Al gaming si affiancherà una forte personalizzazione dell’esperienza attraverso l’utilizzo di tecnologie che sfruttano la geolocalizzazione e i sensori di prossimità: il Mibact vuole far sentire il cliente veramente importante attraverso la creazione di guide museali personalizzate.
Non viene lasciato da parte nemmeno lo storytelling una risorsa sempre più importante nella comunicazione dei propri servizi. Il Mibact infatti vorrebbe puntare su una narrazione delle opere piuttosto che continuare con la semplice presentazione; questo meccanismo porterebbe sicuramente a un aumento dell’engagement del pubblico che sarebbe conquistato dalle storie affascinanti del nostro amato Bel Paese.

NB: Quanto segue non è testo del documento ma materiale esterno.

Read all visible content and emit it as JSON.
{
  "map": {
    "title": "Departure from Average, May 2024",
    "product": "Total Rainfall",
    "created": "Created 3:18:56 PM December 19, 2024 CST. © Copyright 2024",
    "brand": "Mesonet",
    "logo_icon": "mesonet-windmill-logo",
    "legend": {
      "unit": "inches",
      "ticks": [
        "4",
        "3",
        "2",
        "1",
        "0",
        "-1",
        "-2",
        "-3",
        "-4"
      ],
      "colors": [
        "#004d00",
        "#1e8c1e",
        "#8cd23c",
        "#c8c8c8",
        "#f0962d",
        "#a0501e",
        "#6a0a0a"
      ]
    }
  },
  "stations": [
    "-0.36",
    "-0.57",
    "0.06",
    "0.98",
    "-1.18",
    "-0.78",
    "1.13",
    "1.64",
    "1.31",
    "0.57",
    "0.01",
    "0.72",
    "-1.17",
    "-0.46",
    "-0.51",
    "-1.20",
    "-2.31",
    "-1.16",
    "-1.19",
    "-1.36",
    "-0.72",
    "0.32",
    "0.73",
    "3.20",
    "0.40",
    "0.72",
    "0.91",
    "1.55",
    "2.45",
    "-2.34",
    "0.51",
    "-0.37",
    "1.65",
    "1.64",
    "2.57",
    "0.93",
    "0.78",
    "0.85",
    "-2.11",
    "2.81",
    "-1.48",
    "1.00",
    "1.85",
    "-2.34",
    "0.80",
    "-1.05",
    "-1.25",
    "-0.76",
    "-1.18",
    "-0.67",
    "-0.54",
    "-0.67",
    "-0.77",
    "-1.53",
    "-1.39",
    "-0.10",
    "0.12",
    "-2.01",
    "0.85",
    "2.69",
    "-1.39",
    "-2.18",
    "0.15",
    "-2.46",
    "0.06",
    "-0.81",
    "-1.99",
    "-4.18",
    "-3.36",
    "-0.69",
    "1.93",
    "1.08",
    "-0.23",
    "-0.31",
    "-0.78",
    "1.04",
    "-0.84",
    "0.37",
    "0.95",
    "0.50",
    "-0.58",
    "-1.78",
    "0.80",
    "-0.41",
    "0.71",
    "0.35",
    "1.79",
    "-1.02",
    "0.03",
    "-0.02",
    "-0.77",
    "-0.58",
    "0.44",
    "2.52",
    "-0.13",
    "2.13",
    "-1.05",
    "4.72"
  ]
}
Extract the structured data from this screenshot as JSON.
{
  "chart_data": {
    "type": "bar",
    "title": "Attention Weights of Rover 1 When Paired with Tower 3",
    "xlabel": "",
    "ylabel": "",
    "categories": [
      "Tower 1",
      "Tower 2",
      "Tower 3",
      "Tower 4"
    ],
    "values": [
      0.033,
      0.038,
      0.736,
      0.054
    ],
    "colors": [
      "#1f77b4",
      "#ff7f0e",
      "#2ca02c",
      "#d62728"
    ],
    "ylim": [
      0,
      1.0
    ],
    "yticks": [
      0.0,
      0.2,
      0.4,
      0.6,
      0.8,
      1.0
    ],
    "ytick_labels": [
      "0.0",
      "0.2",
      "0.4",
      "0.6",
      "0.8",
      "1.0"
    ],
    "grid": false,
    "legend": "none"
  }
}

Ovviamente per riuscire a realizzare tutti i progetti del piano sarà necessaria un’infrastruttura in grado di reggere il grande flusso di big data e il monitoraggio della customer satisfaction. A tutte queste pratiche innovative si aggiunge una più snella gestione dei meccanismi di ticketing e commercializzazione in modo da garantire una customer experience ad altissimi livelli anche nella vendita.
Forse i puristi saranno rimasti un po’ interdetti da queste soluzioni, ma così come un ebook non ha mai sostituito il profumo di un vecchio libro, un’esperienza digitale non sostituirà una passeggiata a villa Borghese.
Bisogna però fermarsi a considerare che la digitalizzazione della cultura potrebbe essere l’unica soluzione che può salvare l’intero settore dall’immobilismo e dalla crisi che sta attraversando.